Recent extreme flooding on the island off Australia’s south coast has led to tragedy, with at least three deaths as well as emergency evacuations from local homes. Police are searching for two missing residents.
The conditions have also led to a rare arachnid phenomenon: hundreds of trees being completely covered by spider webs in a process called ‘ballooning’.
‘Ballooning’ happens when spiders, who normally live on or in the ground, need to climb to a higher vantage point to escape from harsh environmental conditions such as snow or flooding.
While usually some tall grass would suffice, in extreme cases – like Tasmania’s torrential flooding – a treetop is an ideal location. The spiders can cast lines of web above them and pull themselves to higher and safer positions.

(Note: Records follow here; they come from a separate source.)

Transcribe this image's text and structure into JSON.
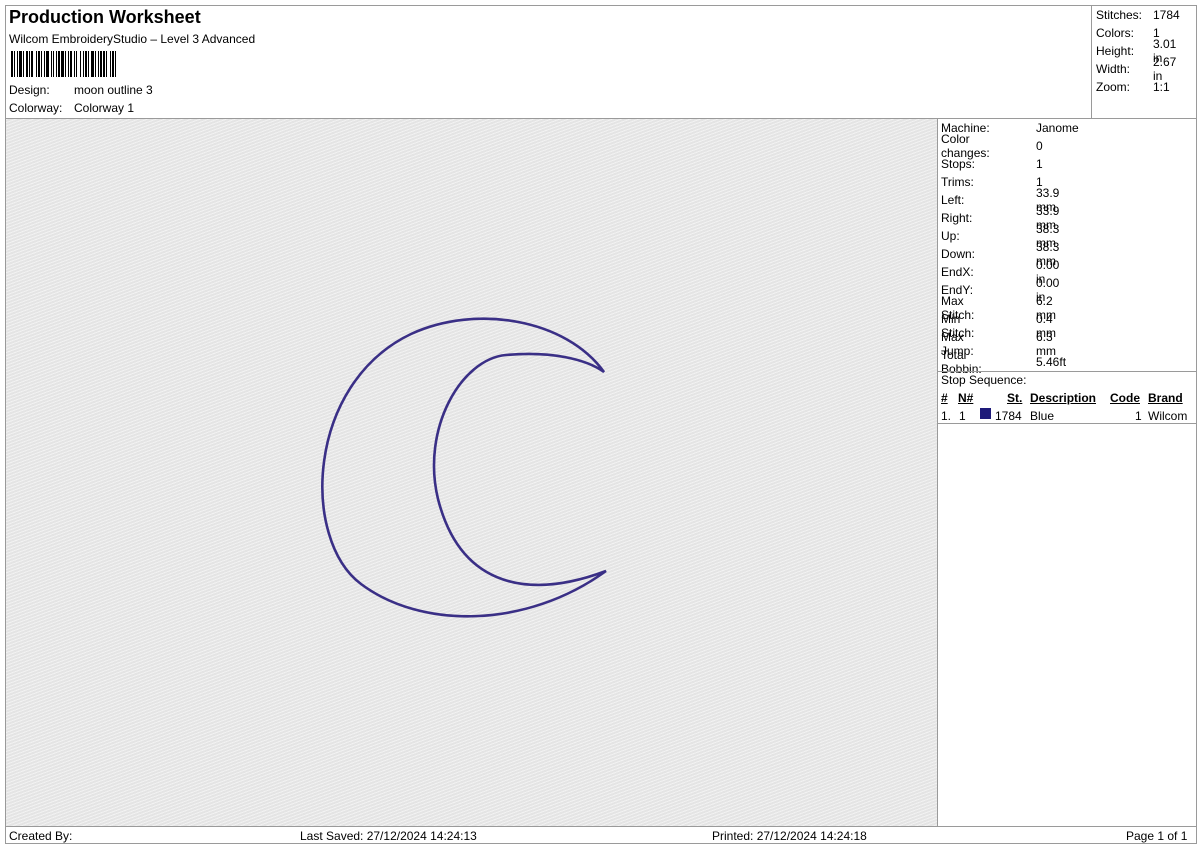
{
  "header": {
    "title": "Production Worksheet",
    "subtitle": "Wilcom EmbroideryStudio – Level 3 Advanced",
    "design_label": "Design:",
    "design_value": "moon outline 3",
    "colorway_label": "Colorway:",
    "colorway_value": "Colorway 1"
  },
  "stats": {
    "stitches_label": "Stitches:",
    "stitches_value": "1784",
    "colors_label": "Colors:",
    "colors_value": "1",
    "height_label": "Height:",
    "height_value": "3.01 in",
    "width_label": "Width:",
    "width_value": "2.67 in",
    "zoom_label": "Zoom:",
    "zoom_value": "1:1"
  },
  "machine_info": [
    {
      "label": "Machine:",
      "value": "Janome"
    },
    {
      "label": "Color changes:",
      "value": "0"
    },
    {
      "label": "Stops:",
      "value": "1"
    },
    {
      "label": "Trims:",
      "value": "1"
    },
    {
      "label": "Left:",
      "value": "33.9 mm"
    },
    {
      "label": "Right:",
      "value": "33.9 mm"
    },
    {
      "label": "Up:",
      "value": "38.3 mm"
    },
    {
      "label": "Down:",
      "value": "38.3 mm"
    },
    {
      "label": "EndX:",
      "value": "0.00 in"
    },
    {
      "label": "EndY:",
      "value": "0.00 in"
    },
    {
      "label": "Max Stitch:",
      "value": "6.2 mm"
    },
    {
      "label": "Min Stitch:",
      "value": "0.4 mm"
    },
    {
      "label": "Max Jump:",
      "value": "6.3 mm"
    },
    {
      "label": "Total Bobbin:",
      "value": "5.46ft"
    }
  ],
  "stop_sequence": {
    "label": "Stop Sequence:",
    "headers": {
      "num": "#",
      "n_num": "N#",
      "st": "St.",
      "description": "Description",
      "code": "Code",
      "brand": "Brand"
    },
    "rows": [
      {
        "num": "1.",
        "n_num": "1",
        "color": "#1e1a7a",
        "st": "1784",
        "description": "Blue",
        "code": "1",
        "brand": "Wilcom"
      }
    ]
  },
  "design_preview": {
    "thread_color": "#3a2f86",
    "background_color": "#ebebeb"
  },
  "footer": {
    "created_by": "Created By:",
    "last_saved": "Last Saved: 27/12/2024 14:24:13",
    "printed": "Printed: 27/12/2024 14:24:18",
    "page": "Page 1 of 1"
  }
}
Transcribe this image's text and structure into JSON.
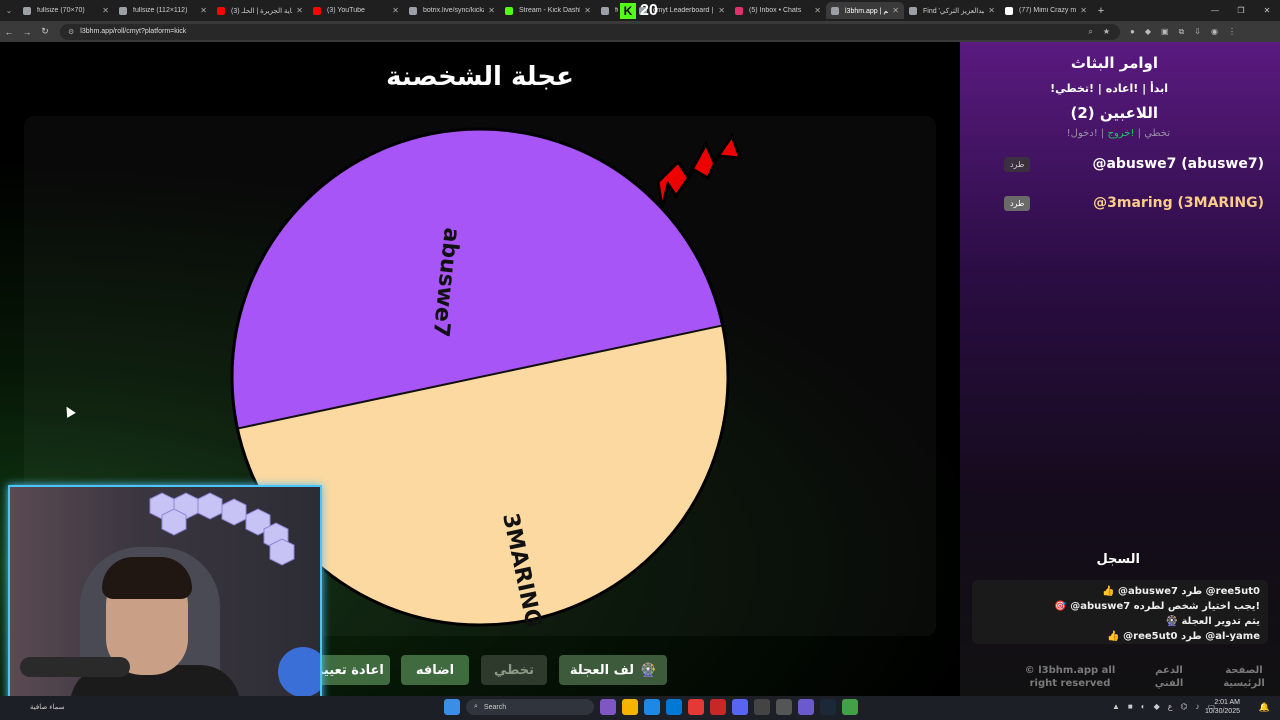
{
  "browser": {
    "tabs": [
      {
        "title": "fullsize (70×70)",
        "color": "#9aa0a6"
      },
      {
        "title": "fullsize (112×112)",
        "color": "#9aa0a6"
      },
      {
        "title": "(3) نهاية الجزيرة | الحلـ",
        "color": "#ff0000"
      },
      {
        "title": "(3) YouTube",
        "color": "#ff0000"
      },
      {
        "title": "botrix.live/sync/kickale",
        "color": "#9aa0a6"
      },
      {
        "title": "Stream - Kick Dashboa",
        "color": "#53fc18"
      },
      {
        "title": "ful",
        "color": "#9aa0a6"
      },
      {
        "title": "cmyt Leaderboard | Th",
        "color": "#9aa0a6"
      },
      {
        "title": "(5) Inbox • Chats",
        "color": "#e1306c"
      },
      {
        "title": "l3bhm.app | لعبهم",
        "color": "#9aa0a6"
      },
      {
        "title": "Find 'عبدالعزيز التركي' l",
        "color": "#9aa0a6"
      },
      {
        "title": "(77) Mimi Crazy mage",
        "color": "#ffffff"
      }
    ],
    "active_tab": 9,
    "url": "l3bhm.app/roll/cmyt?platform=kick",
    "kick_overlay": "20"
  },
  "page": {
    "title": "عجلة الشخصنة",
    "wheel": {
      "segments": [
        {
          "label": "abuswe7",
          "color": "#a855f7"
        },
        {
          "label": "3MARING",
          "color": "#fcd9a0"
        }
      ]
    },
    "buttons": {
      "spin": "لف العجلة",
      "spin_icon": "🎡",
      "skip": "تخطي",
      "add": "اضافه",
      "reset": "اعادة تعيين"
    }
  },
  "sidebar": {
    "commands_title": "اوامر البثاث",
    "commands": "!ابدأ | !اعاده | !تخطي",
    "players_title": "اللاعبين (2)",
    "join_cmd": "!دخول",
    "exit_cmd": "!خروج",
    "skip_cmd": "!تخطي",
    "players": [
      {
        "name": "@abuswe7 (abuswe7)",
        "kick": "طرد"
      },
      {
        "name": "@3maring (3MARING)",
        "kick": "طرد"
      }
    ],
    "log_title": "السجل",
    "log": [
      "👍 @abuswe7 طرد @ree5ut0",
      "🎯 @abuswe7 يجب اختيار شخص لطرده!",
      "🎡 يتم تدوير العجلة",
      "👍 @ree5ut0 طرد @al-yame"
    ],
    "footer": {
      "home": "الصفحة الرئيسية",
      "support": "الدعم الفني",
      "rights": "© l3bhm.app all right reserved"
    }
  },
  "taskbar": {
    "weather": "سماء صافية",
    "search": "Search",
    "time": "2:01 AM",
    "date": "10/30/2025",
    "lang": "ع"
  }
}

Within a few hours, the wind captures the blanket of spiders and the phenomenon acts like a parachute to carry them off to a safer location. But until then, the result is a mesmerizing sea of trees coated in silk-like webbing.
The spiders pose “no danger to people. It’s a spectacular natural history occurrence,” according to Robb Bennett, a research associate in entomology at the Royal British Columbia Museum in Victoria, who spoke to National Geographic on the “relatively rare and random” phenomenon.